There's also a more complex issue which relates to the way that they got the estimate. The simple approach would be to do a regression with dropping out as the dependent variable, and having a black teacher plus some other variables as independent variables. But the authors say that those estimates "are likely biased by unobserved student characteristics that jointly predict classroom assignments and long-run outcomes, even after conditioning on the basic socio-demographic controls in X and school FE (Rothstein 2010). For example, students with lower achievement (Clotfelter, Ladd & Vigdor, 2006) and greater exposure to school discipline (Lindsay & Hart, 2017) are more likely to be matched to black teachers, and these factors likely affect long-run outcomes as well." That is, black teachers tend to be given the kind of students who are at higher risk of dropping out. The authors had an idea on how to eliminate this potential bias. They had multiple students from each school, which means that they could include a dummy variable for each school.

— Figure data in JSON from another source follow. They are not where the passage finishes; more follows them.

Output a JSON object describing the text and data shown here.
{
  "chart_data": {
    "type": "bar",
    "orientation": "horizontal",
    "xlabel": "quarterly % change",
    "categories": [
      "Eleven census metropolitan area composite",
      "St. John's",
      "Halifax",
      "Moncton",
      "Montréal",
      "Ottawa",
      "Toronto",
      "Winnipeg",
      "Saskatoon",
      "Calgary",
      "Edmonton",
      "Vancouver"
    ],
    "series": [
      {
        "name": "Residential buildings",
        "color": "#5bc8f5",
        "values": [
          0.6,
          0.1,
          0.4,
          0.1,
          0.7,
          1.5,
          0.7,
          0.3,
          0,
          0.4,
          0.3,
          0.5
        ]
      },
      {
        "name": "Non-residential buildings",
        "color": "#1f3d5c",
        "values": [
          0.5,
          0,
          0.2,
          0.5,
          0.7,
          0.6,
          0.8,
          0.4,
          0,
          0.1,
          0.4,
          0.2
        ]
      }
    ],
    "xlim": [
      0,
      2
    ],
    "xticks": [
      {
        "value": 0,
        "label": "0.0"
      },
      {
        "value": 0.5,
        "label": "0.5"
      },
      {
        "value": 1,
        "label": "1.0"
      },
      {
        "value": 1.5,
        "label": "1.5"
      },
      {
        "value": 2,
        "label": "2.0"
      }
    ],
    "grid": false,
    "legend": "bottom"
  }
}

That's a reasonable thing to do, since it's generally agreed that some schools are more effective than others. They also had five different classes of students: those who started third grade in 2000, 2001, 2002, 2003, and 2004. Because of new hires, departures, and leaves, the percent of the teaching staff that was black could change from year to year. Those personnel changes would depend on idiosyncratic individual factors--getting pregnant, reaching retirement age, having a spouse get a job offer in another state--so they would be random from the point of view of the students. So you can use within-school variation in the racial composition of the teaching staff over time as a substitute ("instrument") for the original variable (having a black teacher or not) and get unbiased estimates.
This approach strikes me as clever but not very convincing. Teachers' decisions to stay or go will depend partly on how rewarding it is to work in a school. That could depend on student performance (teachers like it when their students do well) or on things that might affect student performance, like discipline problems, or how well teachers get along with the administration. Things get more complicated because what matters is differential effects on black and white teachers, but I can think of possibilities here too: for example, black teachers may be particularly interested in how the black students are doing. I think I might trust the simple results more than the results from their method--at any rate, I'd like to see them, but they aren't reported in the paper.
This isn't a straightforward mistake, but the sort of difference of judgment that often comes up with research, and the authors could probably say more in defense of their approach. But I will stick with my original feeling that a 40% reduction in dropout rates for anyone is too big to be believed.